Bitcoin just triggered one of its most reliable short-term bottom signals. According to new CryptoQuant data, the Short-Term Holder SOPR, a metric tracking whether recent buyers are selling at a profit or a loss, dropped to 0.94 in November, even as BTC traded between $80,000 and $90,000.
A SOPR reading below 1.0 means short-term holders are realizing losses. Historically, these moments coincide with the kind of capitulation that shakes out weak hands and resets the market before sharp rebounds.

The chart, which highlights similar dips in early 2023, late 2023, mid-2024, and now November 2025, shows the same pattern repeating: short-term selling pressure spikes, price wicks lower, liquidity rotates, and buyers eventually step back in.

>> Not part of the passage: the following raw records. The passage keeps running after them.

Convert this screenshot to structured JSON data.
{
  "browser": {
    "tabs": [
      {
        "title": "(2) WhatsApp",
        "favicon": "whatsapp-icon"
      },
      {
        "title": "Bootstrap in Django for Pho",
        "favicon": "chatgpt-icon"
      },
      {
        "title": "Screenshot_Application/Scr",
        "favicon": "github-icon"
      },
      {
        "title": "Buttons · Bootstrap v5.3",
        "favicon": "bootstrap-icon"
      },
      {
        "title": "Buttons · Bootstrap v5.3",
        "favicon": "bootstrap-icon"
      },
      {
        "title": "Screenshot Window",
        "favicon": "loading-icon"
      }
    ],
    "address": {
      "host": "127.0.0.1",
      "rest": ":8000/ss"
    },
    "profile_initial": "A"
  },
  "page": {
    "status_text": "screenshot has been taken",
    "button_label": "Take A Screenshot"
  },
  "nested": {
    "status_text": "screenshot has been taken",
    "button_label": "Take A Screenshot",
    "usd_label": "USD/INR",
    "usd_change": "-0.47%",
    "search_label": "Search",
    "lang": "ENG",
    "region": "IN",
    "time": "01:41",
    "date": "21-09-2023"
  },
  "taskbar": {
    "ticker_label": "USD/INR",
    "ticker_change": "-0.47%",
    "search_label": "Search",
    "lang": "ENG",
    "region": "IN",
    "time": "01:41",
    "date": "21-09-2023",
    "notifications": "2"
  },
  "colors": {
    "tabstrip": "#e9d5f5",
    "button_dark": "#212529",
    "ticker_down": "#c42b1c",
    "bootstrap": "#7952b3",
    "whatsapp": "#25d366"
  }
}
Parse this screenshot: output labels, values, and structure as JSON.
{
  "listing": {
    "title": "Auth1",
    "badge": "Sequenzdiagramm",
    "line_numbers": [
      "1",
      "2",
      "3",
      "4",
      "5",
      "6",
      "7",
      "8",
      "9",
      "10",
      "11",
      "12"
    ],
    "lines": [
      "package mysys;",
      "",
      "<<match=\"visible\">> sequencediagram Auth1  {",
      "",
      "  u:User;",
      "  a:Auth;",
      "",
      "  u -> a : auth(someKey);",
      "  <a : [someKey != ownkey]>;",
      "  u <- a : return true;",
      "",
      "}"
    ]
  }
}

CryptoQuant describes the latest drop as loss realization, not structural weakness. The broader takeaway mirrors previous cycle behavior, during elevated price ranges, quick sell-offs from recent buyers often mark exhaustion, not trend breakdowns.
With macro expectations shifting toward possible Federal Reserve easing, analysts see this capitulation as part of a healthy cleansing phase rather than the end of Bitcoin’s larger trend. For now, market data points to a familiar setup: a short-term bottom forming through forced selling, historically followed by relief moves as pressure resets.